Five stakeholders in Hamburg will start a two-year trial to design and test maintenance and ground processes for handling hydrogen technology at airports, they have announced on July 7. The test includes a decommissioned ex-Lufthansa Airbus A320ceo that will be converted into a stationary laboratory. Hamburg to test hydrogen ground infrastructure.
Hydrogen is a trending topic in aviation, as can be seen from the numerous reports we have published in recent weeks. The announcement by Airbus last September to commit to a hydrogen-based airliner from the mid-2030s seems to have got the ball rolling.
While designing and developing a hydrogen airliner is one thing, getting the infrastructure at airports ready is as important.
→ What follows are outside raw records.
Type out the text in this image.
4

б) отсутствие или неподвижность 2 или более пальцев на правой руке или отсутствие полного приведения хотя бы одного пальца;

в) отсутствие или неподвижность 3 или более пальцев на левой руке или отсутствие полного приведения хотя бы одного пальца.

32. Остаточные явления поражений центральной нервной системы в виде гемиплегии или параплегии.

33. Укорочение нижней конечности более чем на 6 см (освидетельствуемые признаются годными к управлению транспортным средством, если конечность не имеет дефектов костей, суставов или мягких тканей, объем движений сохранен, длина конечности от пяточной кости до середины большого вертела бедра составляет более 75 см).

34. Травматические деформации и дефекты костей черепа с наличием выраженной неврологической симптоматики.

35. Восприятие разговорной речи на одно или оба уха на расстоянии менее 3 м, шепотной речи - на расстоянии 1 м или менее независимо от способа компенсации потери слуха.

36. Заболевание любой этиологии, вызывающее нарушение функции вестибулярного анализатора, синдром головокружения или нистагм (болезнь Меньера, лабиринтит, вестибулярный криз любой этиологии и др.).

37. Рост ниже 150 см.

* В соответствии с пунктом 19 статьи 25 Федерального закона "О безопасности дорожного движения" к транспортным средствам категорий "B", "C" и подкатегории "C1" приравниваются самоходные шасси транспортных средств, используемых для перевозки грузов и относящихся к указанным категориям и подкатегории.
With a volume four times higher than traditional fuels and the requirement to keep liquid hydrogen at cryogenic temperatures of -253 Celsius, there are a lot of challenges to overcome.
The initiative in Hamburg is one of the first and most significant to find out what is needed to make the hydrogen infrastructure work. That’s why the City of Hamburg, Lufthansa Technik, Hamburg Airport, the German Aerospace Center (DLR), and the Center for Applied Aeronautical Research (ZAL) have pooled together. Until the end of this year, they will first identify the most urgent issues that need further scientific examination and practical testing. Tests will commence in early 2022.
Decommissioned A320 will become a field laboratory
Lufthansa Technik will equip an A320 with liquid hydrogen (LH2) infrastructure so that it can serve as a fully functional field laboratory. DLR will use its extensive knowledge of hydrogen to create a virtual environment. “The new development platform is to provide inspiration for the design process of the next generation of aircraft by means of parameterized and highly accurate virtual models”, a press release says.
ZAL will contribute with its know-how on fuel cell technology and digital process mapping, while Hamburg Airport will participate at an operator level to develop requirements for ground handling of LH2 aircraft. The City of Hamburg is contributing financially as it targets to become a major hydrogen metropolis in the world.
On testing the hydrogen ground infrastructure, Lufthansa Technik CEO Johannes Bussmann says: “With this project, we want to tackle this enormous technological challenge at an early stage – for the entire MRO industry as well as for us. In this way, we are actively securing the future, because we are building up know-how today for the maintenance and ground processes of the day after tomorrow.”
DLR Deputy Board Member Markus Fischer says: “In the project, we are using this data and experience to develop digital models for ground processes. These digital process twins can then be used directly in the design of future-oriented and yet practicable aircraft configurations.”